Ce programme comprend aussi un volet de bourses nationales pour les enfants les plus défavorisés, ainsi qu’un volet formation pour les maîtres des écoles.
Une autre part devrait être consacrée à la réfection ou à la construction de salles de classes.
En Papouasie-Nouvelle-Guinée, par ailleurs, l’UE a récemment soutenu des projets de microcrédit en milieu rural, en particulier pour les régions les plus isolées du pays.
Aux îles Salomon, cette semaine, le Premier ministre Derek Sikua, en visite à Bruxelles, annonçait qu’il avait décroché, après des entretiens avec les autorités européennes, dont Jose Manuel Barroso et Herman Van Rompuy (Président de l’UE), une nouvelle enveloppe de l’ordre de 15 millions d’euros, au titre d’un appui direct au budget de la nation.
Seule réserve européenne : les îles Salomon doivent maintenant faire en sorte d’être en conformité avec les critères de la Banque Mondiale et du Fons Monétaire International.
Les dossiers évoqués à Bruxelles avec les îles Salomon ont notamment couvert des questions financières, d’aide au développement, les élections législatives de cette année, les réformes politiques et économiques, le processus de réconciliation enclenché depuis la guerre civile (1998-2003) qui avait nécessité une internationale régionale sous commandement australien, en juillet 2003, et les changements climatiques.
Pour l’organisation des législatives de cette année, M. Sikua n’a pas fait secret de son désir de voir l’UE participer aux frais de financement de ce scrutin, dont la dernière édition, en 2006, avait été suivie de violentes émeutes dans la capitale et d’un changement de Premier ministre.
À Vanuatu aussi, l’UE a apporté un soutien financier direct au budget national.
Mi-décembre 2009, le Chargé d’Affaires européen à Port-Vila, Nicolás Berlanga, assortissant lui aussi son annonce des réserves d’usage concernant la compatibilité avec les normes FMI, donnait le feu vert à la contribution européenne au budget vanuatuan, à hauteur de 105 millions de Vatu (772.000 euros), au titre de l’aide à la poursuite des réformes économiques, mais aussi des secteurs clés que sont l’éducation et la santé publiques.

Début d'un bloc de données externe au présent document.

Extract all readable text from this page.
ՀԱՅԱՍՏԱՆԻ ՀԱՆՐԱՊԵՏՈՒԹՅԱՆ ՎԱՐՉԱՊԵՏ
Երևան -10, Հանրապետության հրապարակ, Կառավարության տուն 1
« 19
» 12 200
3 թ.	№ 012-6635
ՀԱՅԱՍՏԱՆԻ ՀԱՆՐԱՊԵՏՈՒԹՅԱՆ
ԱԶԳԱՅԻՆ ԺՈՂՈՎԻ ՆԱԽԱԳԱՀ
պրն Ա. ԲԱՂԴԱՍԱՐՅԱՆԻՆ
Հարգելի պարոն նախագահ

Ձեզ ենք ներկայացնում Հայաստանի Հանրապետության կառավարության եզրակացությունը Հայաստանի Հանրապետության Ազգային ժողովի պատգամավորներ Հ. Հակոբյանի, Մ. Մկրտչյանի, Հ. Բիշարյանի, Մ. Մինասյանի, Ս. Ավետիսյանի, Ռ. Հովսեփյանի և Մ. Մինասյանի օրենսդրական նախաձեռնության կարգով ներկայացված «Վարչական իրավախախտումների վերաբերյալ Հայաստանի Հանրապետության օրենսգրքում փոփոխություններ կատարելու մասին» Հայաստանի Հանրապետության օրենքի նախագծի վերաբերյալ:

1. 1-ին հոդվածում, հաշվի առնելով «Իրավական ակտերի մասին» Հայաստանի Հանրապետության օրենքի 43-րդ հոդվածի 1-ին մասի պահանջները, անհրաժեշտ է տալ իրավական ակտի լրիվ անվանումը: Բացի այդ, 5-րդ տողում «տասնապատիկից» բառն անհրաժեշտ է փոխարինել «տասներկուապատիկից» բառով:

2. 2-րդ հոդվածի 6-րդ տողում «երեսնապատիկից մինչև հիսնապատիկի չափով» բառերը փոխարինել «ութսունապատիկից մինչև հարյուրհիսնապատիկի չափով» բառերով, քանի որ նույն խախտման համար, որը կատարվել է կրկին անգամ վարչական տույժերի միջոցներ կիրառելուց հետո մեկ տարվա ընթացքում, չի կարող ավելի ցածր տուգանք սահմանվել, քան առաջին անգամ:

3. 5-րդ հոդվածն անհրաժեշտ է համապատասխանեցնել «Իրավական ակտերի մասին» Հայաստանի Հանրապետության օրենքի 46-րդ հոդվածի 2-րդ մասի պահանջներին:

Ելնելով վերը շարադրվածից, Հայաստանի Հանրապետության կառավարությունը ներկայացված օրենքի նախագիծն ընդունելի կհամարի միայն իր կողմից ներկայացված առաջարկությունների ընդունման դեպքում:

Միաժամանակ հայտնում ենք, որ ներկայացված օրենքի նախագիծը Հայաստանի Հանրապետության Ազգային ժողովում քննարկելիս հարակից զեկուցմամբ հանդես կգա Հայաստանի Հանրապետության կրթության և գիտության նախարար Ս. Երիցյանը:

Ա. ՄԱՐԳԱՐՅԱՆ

Un autre volet concerne, à Vanuatu, un projet d’aide aux agriculteurs et là aussi, au développement des systèmes de microcrédit en milieu rural, pour un total estimé à une soixantaine de milliers d’euros.
Tuvalu : gestion des déchets
Mi-février, enfin, au plan des récentes actions européennes en Océanie, une convention portant sur quelque 4,4 millions d’euros a été signée avec le petit État de Tuvalu, avec comme priorités une aide à la gestion et au traitement des déchets, une amélioration des systèmes d’hygiène publique (et notamment des fosses septiques) et de distribution d’eau potable.
Toujours dans le cadre du dixième FED, cette enveloppe est censée promouvoir une culture de traitement durable des déchets basée sur le recyclage et le tri sélectif, ainsi que la collecte de l’eau de pluie, dans ce petit État qui a été le plus souvent cité, ces dernières années, comme étant l’un des plus menacés par la montée du niveau des océans, associée aux changements climatiques.